Mereka menekankan bahwa “kegigihan Netanyahu memperpanjang perang dan menghalangi kita untuk bertemu dengan orang yang kita cintai.”
“Melanjutkan perang berarti membunuh pemerintah Israel!” Dia selesai.
Mereka meminta Menteri Pertahanan Yoav Galant; Kepala Staf Herzi Halevy; Demikian pula, para pemimpin Shin Bet dan Mossad tidak boleh membiarkan Netanyahu melanggar perjanjian lagi.
Keluarga para tahanan menekankan bahwa “orang-orang memahami bahwa Netanyahu memperpanjang perang demi tujuannya sendiri, dan mendapatkan kesepakatan (menghentikan perang dan menukar sandera) akan mengarah pada pemilihan umum pertama dan berakhirnya pemerintahannya.”
Sebelumnya, Netanyahu mengatakan dia hanya bersedia mencapai “kesepakatan parsial,” termasuk pemulangan sejumlah tahanan Israel yang ditahan di Jalur Gaza.
Namun, Netanyahu mencabut pernyataannya, dengan mengatakan dia mendukung rencana resolusi konflik Gaza yang didukung oleh Presiden AS Joe Biden.
Israel “tidak akan menghentikan perang sampai kita membawa kembali semua tawanannya.”

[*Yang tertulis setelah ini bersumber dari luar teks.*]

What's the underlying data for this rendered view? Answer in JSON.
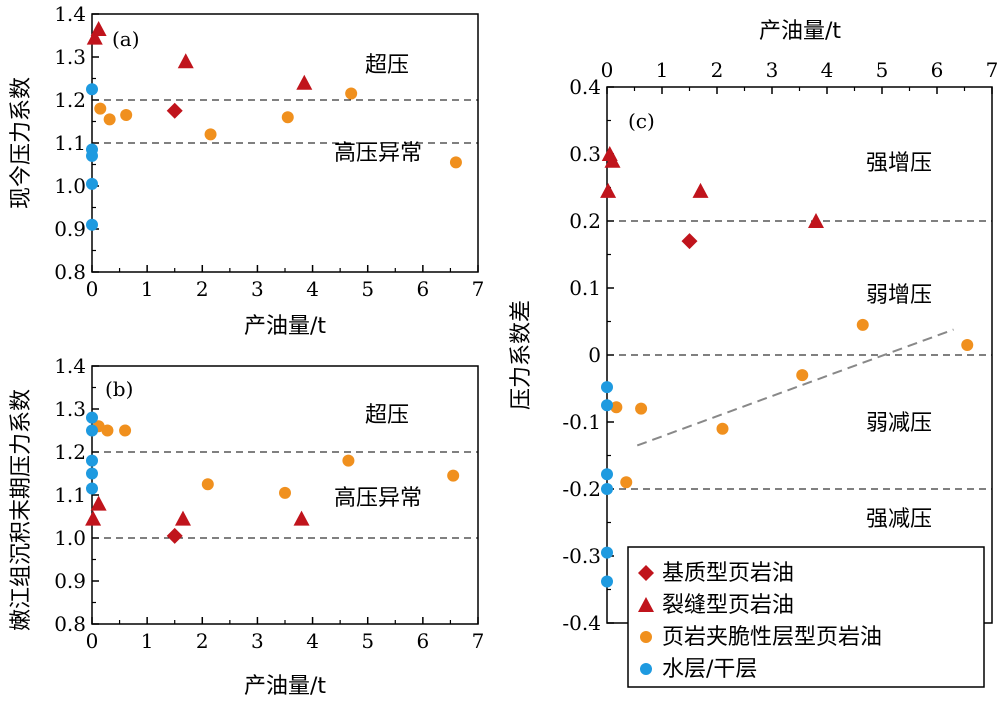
{
  "colors": {
    "matrix": "#c0141c",
    "fracture": "#c0141c",
    "interlayer": "#f0901e",
    "water": "#1e9ae0",
    "trend": "#888888"
  },
  "chart_data": [
    {
      "id": "a",
      "type": "scatter",
      "panel_label": "(a)",
      "xlabel": "产油量/t",
      "ylabel": "现今压力系数",
      "xlim": [
        0,
        7
      ],
      "ylim": [
        0.8,
        1.4
      ],
      "xticks": [
        "0",
        "1",
        "2",
        "3",
        "4",
        "5",
        "6",
        "7"
      ],
      "yticks": [
        "0.8",
        "0.9",
        "1.0",
        "1.1",
        "1.2",
        "1.3",
        "1.4"
      ],
      "ref_lines": [
        1.1,
        1.2
      ],
      "zone_labels": [
        "超压",
        "高压异常"
      ],
      "series": [
        {
          "key": "matrix",
          "marker": "diamond",
          "points": [
            [
              1.5,
              1.175
            ]
          ]
        },
        {
          "key": "fracture",
          "marker": "triangle",
          "points": [
            [
              0.05,
              1.345
            ],
            [
              0.12,
              1.365
            ],
            [
              1.7,
              1.29
            ],
            [
              3.85,
              1.24
            ]
          ]
        },
        {
          "key": "interlayer",
          "marker": "circle",
          "points": [
            [
              0.15,
              1.18
            ],
            [
              0.32,
              1.155
            ],
            [
              0.62,
              1.165
            ],
            [
              2.15,
              1.12
            ],
            [
              3.55,
              1.16
            ],
            [
              4.7,
              1.215
            ],
            [
              6.6,
              1.055
            ]
          ]
        },
        {
          "key": "water",
          "marker": "circle",
          "points": [
            [
              0.0,
              1.225
            ],
            [
              0.0,
              1.005
            ],
            [
              0.0,
              1.085
            ],
            [
              0.0,
              1.07
            ],
            [
              0.0,
              0.91
            ]
          ]
        }
      ]
    },
    {
      "id": "b",
      "type": "scatter",
      "panel_label": "(b)",
      "xlabel": "产油量/t",
      "ylabel": "嫩江组沉积末期压力系数",
      "xlim": [
        0,
        7
      ],
      "ylim": [
        0.8,
        1.4
      ],
      "xticks": [
        "0",
        "1",
        "2",
        "3",
        "4",
        "5",
        "6",
        "7"
      ],
      "yticks": [
        "0.8",
        "0.9",
        "1.0",
        "1.1",
        "1.2",
        "1.3",
        "1.4"
      ],
      "ref_lines": [
        1.0,
        1.2
      ],
      "zone_labels": [
        "超压",
        "高压异常"
      ],
      "series": [
        {
          "key": "matrix",
          "marker": "diamond",
          "points": [
            [
              1.5,
              1.005
            ]
          ]
        },
        {
          "key": "fracture",
          "marker": "triangle",
          "points": [
            [
              0.02,
              1.045
            ],
            [
              0.12,
              1.08
            ],
            [
              1.65,
              1.045
            ],
            [
              3.8,
              1.045
            ]
          ]
        },
        {
          "key": "interlayer",
          "marker": "circle",
          "points": [
            [
              0.12,
              1.26
            ],
            [
              0.28,
              1.25
            ],
            [
              0.6,
              1.25
            ],
            [
              2.1,
              1.125
            ],
            [
              3.5,
              1.105
            ],
            [
              4.65,
              1.18
            ],
            [
              6.55,
              1.145
            ]
          ]
        },
        {
          "key": "water",
          "marker": "circle",
          "points": [
            [
              0.0,
              1.28
            ],
            [
              0.0,
              1.25
            ],
            [
              0.0,
              1.18
            ],
            [
              0.0,
              1.15
            ],
            [
              0.0,
              1.115
            ]
          ]
        }
      ]
    },
    {
      "id": "c",
      "type": "scatter",
      "panel_label": "(c)",
      "xlabel": "产油量/t",
      "ylabel": "压力系数差",
      "xlim": [
        0,
        7
      ],
      "ylim": [
        -0.4,
        0.4
      ],
      "xticks": [
        "0",
        "1",
        "2",
        "3",
        "4",
        "5",
        "6",
        "7"
      ],
      "yticks": [
        "0.4",
        "0.3",
        "0.2",
        "0.1",
        "0",
        "-0.1",
        "-0.2",
        "-0.3",
        "-0.4"
      ],
      "ref_lines": [
        0.2,
        0.0,
        -0.2
      ],
      "zone_labels": [
        "强增压",
        "弱增压",
        "弱减压",
        "强减压"
      ],
      "trend_line": [
        [
          0.55,
          -0.135
        ],
        [
          6.3,
          0.038
        ]
      ],
      "series": [
        {
          "key": "matrix",
          "marker": "diamond",
          "points": [
            [
              1.5,
              0.17
            ]
          ]
        },
        {
          "key": "fracture",
          "marker": "triangle",
          "points": [
            [
              0.02,
              0.245
            ],
            [
              0.05,
              0.3
            ],
            [
              0.1,
              0.29
            ],
            [
              1.7,
              0.245
            ],
            [
              3.8,
              0.2
            ]
          ]
        },
        {
          "key": "interlayer",
          "marker": "circle",
          "points": [
            [
              0.17,
              -0.078
            ],
            [
              0.35,
              -0.19
            ],
            [
              0.62,
              -0.08
            ],
            [
              2.1,
              -0.11
            ],
            [
              3.55,
              -0.03
            ],
            [
              4.65,
              0.045
            ],
            [
              6.55,
              0.015
            ]
          ]
        },
        {
          "key": "water",
          "marker": "circle",
          "points": [
            [
              0.0,
              -0.048
            ],
            [
              0.0,
              -0.075
            ],
            [
              0.0,
              -0.178
            ],
            [
              0.0,
              -0.2
            ],
            [
              0.0,
              -0.295
            ],
            [
              0.0,
              -0.338
            ]
          ]
        }
      ]
    }
  ],
  "legend": {
    "items": [
      {
        "key": "matrix",
        "marker": "diamond",
        "label": "基质型页岩油"
      },
      {
        "key": "fracture",
        "marker": "triangle",
        "label": "裂缝型页岩油"
      },
      {
        "key": "interlayer",
        "marker": "circle",
        "label": "页岩夹脆性层型页岩油"
      },
      {
        "key": "water",
        "marker": "circle",
        "label": "水层/干层"
      }
    ]
  }
}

Netanyahu mengatakan di Knesset (Parlemen Israel), “Kami tidak akan mengakhiri perang sampai kami melenyapkan Hamas dan mengembalikan penduduk di selatan ke rumah mereka dengan selamat.”
Israel mengatakan sekitar 120 warga Israel bergabung dengan Hamas di Gaza. Hamas: Tidak ada kemajuan dalam gencatan senjata
Sementara itu, pemimpin Hamas Osama Hamdan mengatakan belum ada kemajuan dalam perundingan gencatan senjata dengan Israel.
Hamdan mengatakan, dalam konferensi pers di Beirut, Lebanon, Sabtu, dilansir Al Arabiya, Hamas masih siap “menanggapi secara positif” setiap rencana gencatan senjata.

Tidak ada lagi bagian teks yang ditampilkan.